Henry Ansgar Kelly's
Ideas and Forms of Tragedy:
from Aristotle to the Middle Ages
"Tragedy" has been understood in a variety of conflicting
ways over the centuries, and the term has been applied to a wide range of
literary works. In this book, H. A. Kelly explores the various meanings given
to tragedy, from Aristotle's most basic notion (any serious story, even with a
happy ending), via Roman ideas and practices, to the Middle Ages, when Averroes
considered tragedy to be the praise of virtue, but Albert the Great thought of
it as the recitation of the foul deeds of degenerate men. Professor Kelly
demonstrates the importance of finding out what writers like Horace, Ovid,
Dante, and Chaucer meant by the term, and how they used it as a tool of
interpretation and composition. Referring to a wealth of texts, he shows that
many modern analyses of ancient and medieval concepts and works are
oversimplified and often result in serious misinterpretations.
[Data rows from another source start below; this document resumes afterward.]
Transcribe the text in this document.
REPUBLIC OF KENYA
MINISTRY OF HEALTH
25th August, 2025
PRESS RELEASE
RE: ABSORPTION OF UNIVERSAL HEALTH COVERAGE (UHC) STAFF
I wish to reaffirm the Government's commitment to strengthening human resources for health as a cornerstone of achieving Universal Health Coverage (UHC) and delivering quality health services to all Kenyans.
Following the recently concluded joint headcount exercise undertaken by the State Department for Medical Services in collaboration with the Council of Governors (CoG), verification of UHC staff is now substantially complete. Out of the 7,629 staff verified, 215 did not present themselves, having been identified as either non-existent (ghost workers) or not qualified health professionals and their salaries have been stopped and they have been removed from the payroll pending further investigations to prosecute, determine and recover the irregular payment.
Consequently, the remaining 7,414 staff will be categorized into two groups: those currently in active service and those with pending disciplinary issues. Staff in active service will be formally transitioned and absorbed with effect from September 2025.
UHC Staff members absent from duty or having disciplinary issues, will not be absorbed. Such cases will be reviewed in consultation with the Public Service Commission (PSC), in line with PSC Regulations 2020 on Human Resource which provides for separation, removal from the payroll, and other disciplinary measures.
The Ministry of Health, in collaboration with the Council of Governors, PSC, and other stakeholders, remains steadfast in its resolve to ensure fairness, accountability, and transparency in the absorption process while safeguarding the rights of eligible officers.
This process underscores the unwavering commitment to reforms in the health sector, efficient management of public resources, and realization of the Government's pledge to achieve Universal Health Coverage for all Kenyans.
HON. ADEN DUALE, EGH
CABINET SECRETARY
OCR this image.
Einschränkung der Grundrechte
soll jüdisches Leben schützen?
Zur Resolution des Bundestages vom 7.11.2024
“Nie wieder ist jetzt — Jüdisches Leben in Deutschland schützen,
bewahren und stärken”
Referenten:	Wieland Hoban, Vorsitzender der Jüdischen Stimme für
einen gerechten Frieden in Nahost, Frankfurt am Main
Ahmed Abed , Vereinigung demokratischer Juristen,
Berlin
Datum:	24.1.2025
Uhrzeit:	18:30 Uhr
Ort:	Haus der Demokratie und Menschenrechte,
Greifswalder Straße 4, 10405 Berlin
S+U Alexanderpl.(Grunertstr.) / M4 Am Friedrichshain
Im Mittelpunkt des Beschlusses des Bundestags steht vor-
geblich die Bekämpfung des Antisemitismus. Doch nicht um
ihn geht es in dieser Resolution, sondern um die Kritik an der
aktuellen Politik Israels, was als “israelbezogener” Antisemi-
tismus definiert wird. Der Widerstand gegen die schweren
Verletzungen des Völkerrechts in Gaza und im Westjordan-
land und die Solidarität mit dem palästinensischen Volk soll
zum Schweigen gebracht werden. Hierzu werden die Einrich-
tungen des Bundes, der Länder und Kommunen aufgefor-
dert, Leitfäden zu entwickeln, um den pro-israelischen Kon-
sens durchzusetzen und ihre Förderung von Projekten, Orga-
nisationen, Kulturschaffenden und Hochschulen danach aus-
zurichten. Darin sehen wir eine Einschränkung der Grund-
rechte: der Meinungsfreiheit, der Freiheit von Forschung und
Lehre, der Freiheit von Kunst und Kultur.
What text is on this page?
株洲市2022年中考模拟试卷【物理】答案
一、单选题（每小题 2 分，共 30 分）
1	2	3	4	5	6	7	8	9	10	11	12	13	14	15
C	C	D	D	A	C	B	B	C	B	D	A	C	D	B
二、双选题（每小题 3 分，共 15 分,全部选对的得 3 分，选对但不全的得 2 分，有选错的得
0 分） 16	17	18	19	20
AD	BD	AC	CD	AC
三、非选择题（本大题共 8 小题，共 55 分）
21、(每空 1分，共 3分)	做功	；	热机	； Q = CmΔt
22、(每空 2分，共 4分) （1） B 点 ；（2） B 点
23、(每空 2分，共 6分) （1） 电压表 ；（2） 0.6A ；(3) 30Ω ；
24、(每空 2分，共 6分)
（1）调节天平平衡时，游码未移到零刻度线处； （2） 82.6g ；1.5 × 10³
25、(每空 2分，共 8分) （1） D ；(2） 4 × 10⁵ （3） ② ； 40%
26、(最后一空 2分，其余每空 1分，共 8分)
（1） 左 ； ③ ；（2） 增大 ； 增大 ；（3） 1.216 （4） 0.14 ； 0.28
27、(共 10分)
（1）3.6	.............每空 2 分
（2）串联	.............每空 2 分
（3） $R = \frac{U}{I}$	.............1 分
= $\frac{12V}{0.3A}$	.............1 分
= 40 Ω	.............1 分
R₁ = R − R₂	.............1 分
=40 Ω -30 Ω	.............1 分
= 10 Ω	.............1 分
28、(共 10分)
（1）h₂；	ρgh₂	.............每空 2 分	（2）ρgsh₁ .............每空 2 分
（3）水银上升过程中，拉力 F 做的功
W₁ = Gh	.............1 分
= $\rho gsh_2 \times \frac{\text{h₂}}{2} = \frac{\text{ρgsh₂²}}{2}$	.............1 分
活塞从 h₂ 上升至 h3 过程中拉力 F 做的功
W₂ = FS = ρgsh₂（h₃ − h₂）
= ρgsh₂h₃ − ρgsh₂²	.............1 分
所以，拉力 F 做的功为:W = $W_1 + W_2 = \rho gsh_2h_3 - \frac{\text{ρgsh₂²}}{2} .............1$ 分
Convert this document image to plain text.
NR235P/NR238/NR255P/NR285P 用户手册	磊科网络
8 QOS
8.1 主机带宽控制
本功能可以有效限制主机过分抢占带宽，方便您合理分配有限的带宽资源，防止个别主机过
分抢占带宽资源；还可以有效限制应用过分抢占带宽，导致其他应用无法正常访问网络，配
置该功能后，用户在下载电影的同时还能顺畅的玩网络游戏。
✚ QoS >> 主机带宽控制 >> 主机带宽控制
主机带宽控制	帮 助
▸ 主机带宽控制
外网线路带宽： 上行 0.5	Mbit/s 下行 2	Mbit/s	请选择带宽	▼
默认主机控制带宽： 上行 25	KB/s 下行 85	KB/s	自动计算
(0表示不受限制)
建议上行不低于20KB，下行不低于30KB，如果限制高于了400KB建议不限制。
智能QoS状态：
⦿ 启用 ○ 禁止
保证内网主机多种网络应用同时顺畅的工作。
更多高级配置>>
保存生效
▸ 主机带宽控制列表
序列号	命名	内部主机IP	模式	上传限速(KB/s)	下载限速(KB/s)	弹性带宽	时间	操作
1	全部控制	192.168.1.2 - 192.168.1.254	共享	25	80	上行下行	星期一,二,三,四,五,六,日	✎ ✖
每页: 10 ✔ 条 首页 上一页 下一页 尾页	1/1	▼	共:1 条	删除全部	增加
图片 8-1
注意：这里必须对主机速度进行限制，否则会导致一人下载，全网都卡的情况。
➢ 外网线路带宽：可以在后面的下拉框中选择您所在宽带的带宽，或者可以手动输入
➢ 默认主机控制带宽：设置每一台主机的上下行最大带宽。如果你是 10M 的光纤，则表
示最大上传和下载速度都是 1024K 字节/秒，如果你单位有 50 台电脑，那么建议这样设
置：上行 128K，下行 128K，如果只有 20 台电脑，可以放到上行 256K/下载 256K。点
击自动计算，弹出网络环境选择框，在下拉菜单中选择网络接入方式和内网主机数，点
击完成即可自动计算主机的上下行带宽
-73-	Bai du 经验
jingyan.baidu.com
The book ends
with surveys of works designated as tragedies in England, France, Italy, and
Spain.
About the author
Henry Ansgar Kelly is Professor in the Department of English, University of
California, Los Angeles, where he has taught since 1967. He has published
numerous books and articles on the history of ideas and on English and European
literature.
Jacket illustration: illuminated frontispiece from a fourteenth-century
manuscript of Nicholas Trevet's commentary on Seneca's tragedies (Vatican MS
Urbinas lat. 355, fol. 1v) illustrating an imagined performance of Hercules
furens. Seneca himself stands in the "scene", a small covered structure in
the middle of the semicircular stage, reciting the dialogue, while the actors
in appropriate costumes pantomime their actions accordingly; members of the
audience are seated beyond. Note that the poet as well as Juno and King Lycus
is crowned. Reproduced by permission of the Vatican Library.